Neither Becciu nor his replacement have been formally identified as suspects in the case, though when Francis fired Becciu last month, he also revoked his rights and privileges as a cardinal, meaning he could eventually be judged by Vatican magistrates.

Both Becciu and Marogna have denied any wrongdoing and defended the original investment as sound.

This isn’t the only controversy the Vatican is currently involved in. For the first time, a clergy sex-abuse trial opened Wednesday in the Vatican’s criminal tribunal, with one priest accused of molesting an altar boy in the Vatican’s youth seminary and another priest accused of performing a coverup. 

The scandal is notable because the abuse allegedly occurred within Vatican City itself. Moreover, the allegations were known since at least 2012 but were covered up by the Vatican and other church authorities until the victim and his roommate went public in 2017. This undermined Pope Francis’ pledge of “zero tolerance” for abuse. Eventually, the pontiff waived the statute of limitations in the case and signed off on a new policy for Vatican City requiring such crimes to be reported to Vatican prosecutors.
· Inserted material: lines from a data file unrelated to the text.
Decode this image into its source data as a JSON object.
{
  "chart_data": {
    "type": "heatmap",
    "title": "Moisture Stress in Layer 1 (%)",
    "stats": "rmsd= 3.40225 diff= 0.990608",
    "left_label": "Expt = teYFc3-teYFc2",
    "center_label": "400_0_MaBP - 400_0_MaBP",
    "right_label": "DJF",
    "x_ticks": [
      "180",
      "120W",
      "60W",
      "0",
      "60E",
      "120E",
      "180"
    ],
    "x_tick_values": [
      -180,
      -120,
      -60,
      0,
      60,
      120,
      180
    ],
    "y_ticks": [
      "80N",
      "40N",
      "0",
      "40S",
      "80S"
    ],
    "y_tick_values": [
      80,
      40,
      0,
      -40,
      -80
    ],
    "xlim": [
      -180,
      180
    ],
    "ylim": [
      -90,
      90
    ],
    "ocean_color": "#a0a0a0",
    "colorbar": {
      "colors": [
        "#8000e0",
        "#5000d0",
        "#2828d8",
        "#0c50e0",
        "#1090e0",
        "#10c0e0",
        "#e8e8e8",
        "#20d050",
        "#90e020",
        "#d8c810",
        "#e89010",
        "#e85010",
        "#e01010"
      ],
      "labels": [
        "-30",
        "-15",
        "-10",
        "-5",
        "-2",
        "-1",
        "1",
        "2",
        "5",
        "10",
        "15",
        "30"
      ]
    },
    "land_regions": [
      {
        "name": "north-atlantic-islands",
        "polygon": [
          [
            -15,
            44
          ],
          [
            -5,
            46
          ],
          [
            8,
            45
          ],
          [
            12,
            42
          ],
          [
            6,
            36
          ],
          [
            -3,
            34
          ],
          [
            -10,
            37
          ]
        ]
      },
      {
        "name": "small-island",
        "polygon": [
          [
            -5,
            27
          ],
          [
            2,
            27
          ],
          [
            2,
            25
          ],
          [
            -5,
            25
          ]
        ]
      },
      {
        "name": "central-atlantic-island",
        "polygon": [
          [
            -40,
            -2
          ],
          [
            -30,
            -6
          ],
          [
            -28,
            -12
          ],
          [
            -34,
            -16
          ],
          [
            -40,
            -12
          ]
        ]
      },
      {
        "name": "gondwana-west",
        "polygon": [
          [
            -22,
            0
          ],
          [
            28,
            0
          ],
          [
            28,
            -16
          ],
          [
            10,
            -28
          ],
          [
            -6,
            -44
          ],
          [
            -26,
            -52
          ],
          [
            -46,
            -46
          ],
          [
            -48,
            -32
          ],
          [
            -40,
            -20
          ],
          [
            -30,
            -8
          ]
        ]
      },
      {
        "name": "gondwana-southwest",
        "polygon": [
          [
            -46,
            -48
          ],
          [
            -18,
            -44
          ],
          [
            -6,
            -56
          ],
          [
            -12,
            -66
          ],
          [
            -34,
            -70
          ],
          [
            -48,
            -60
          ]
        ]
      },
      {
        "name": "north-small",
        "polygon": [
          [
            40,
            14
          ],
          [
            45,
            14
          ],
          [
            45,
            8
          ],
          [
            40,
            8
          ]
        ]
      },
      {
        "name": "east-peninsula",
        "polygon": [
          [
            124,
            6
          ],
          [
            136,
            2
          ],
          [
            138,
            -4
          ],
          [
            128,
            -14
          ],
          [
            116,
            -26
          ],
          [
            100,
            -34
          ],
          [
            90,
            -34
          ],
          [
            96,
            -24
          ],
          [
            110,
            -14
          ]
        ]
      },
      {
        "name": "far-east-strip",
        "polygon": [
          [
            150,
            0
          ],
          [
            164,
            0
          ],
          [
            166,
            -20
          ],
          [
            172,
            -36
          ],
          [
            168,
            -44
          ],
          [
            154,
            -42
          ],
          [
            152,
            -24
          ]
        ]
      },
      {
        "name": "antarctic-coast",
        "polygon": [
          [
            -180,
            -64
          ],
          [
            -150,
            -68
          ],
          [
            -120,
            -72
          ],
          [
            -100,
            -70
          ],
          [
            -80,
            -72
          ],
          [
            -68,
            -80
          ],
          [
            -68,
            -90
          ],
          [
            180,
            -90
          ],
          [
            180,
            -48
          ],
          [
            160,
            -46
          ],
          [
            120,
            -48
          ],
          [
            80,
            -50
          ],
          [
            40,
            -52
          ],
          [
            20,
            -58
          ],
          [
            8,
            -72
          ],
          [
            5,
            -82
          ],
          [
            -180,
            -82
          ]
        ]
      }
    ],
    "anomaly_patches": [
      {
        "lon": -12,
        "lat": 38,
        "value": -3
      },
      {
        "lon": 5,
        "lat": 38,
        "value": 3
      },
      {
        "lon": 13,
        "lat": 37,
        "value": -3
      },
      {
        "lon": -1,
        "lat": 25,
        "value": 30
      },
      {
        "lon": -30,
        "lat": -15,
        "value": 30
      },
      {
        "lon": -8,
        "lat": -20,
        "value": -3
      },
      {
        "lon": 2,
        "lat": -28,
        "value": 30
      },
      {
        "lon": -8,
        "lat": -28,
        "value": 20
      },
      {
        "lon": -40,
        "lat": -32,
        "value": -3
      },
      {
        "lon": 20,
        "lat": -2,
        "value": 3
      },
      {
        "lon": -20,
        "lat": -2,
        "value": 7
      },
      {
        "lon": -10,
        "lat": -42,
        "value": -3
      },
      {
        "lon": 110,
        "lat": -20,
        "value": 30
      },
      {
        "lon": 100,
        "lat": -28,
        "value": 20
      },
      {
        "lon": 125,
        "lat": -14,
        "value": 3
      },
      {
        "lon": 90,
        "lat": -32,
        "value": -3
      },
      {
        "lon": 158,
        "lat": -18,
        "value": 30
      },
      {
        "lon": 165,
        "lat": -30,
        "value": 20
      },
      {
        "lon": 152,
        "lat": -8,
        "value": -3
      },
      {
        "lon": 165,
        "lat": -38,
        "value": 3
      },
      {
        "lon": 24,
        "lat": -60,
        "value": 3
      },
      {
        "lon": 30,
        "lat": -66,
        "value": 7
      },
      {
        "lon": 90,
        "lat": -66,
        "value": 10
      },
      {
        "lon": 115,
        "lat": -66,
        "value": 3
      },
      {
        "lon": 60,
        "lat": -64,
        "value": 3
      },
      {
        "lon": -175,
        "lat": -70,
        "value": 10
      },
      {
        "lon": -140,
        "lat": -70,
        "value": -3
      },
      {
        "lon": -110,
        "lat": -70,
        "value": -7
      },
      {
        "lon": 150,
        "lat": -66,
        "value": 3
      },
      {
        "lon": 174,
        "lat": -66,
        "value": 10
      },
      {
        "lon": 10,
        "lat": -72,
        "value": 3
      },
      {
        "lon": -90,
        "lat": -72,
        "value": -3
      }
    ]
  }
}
The seminary where the crimes allegedly took place, run by a Como, Italy-based association of priests, serves as a residence for boys aged 12 to 18, who serve as altar boys at papal Masses in St. Peter’s Basilica.

The youth seminary is run by the Como-based Opera Don Folchi. The group called allegations against the two defendants in the case “mud,” a “violent attack on the church” and nothing more than “calumny and falsifications.”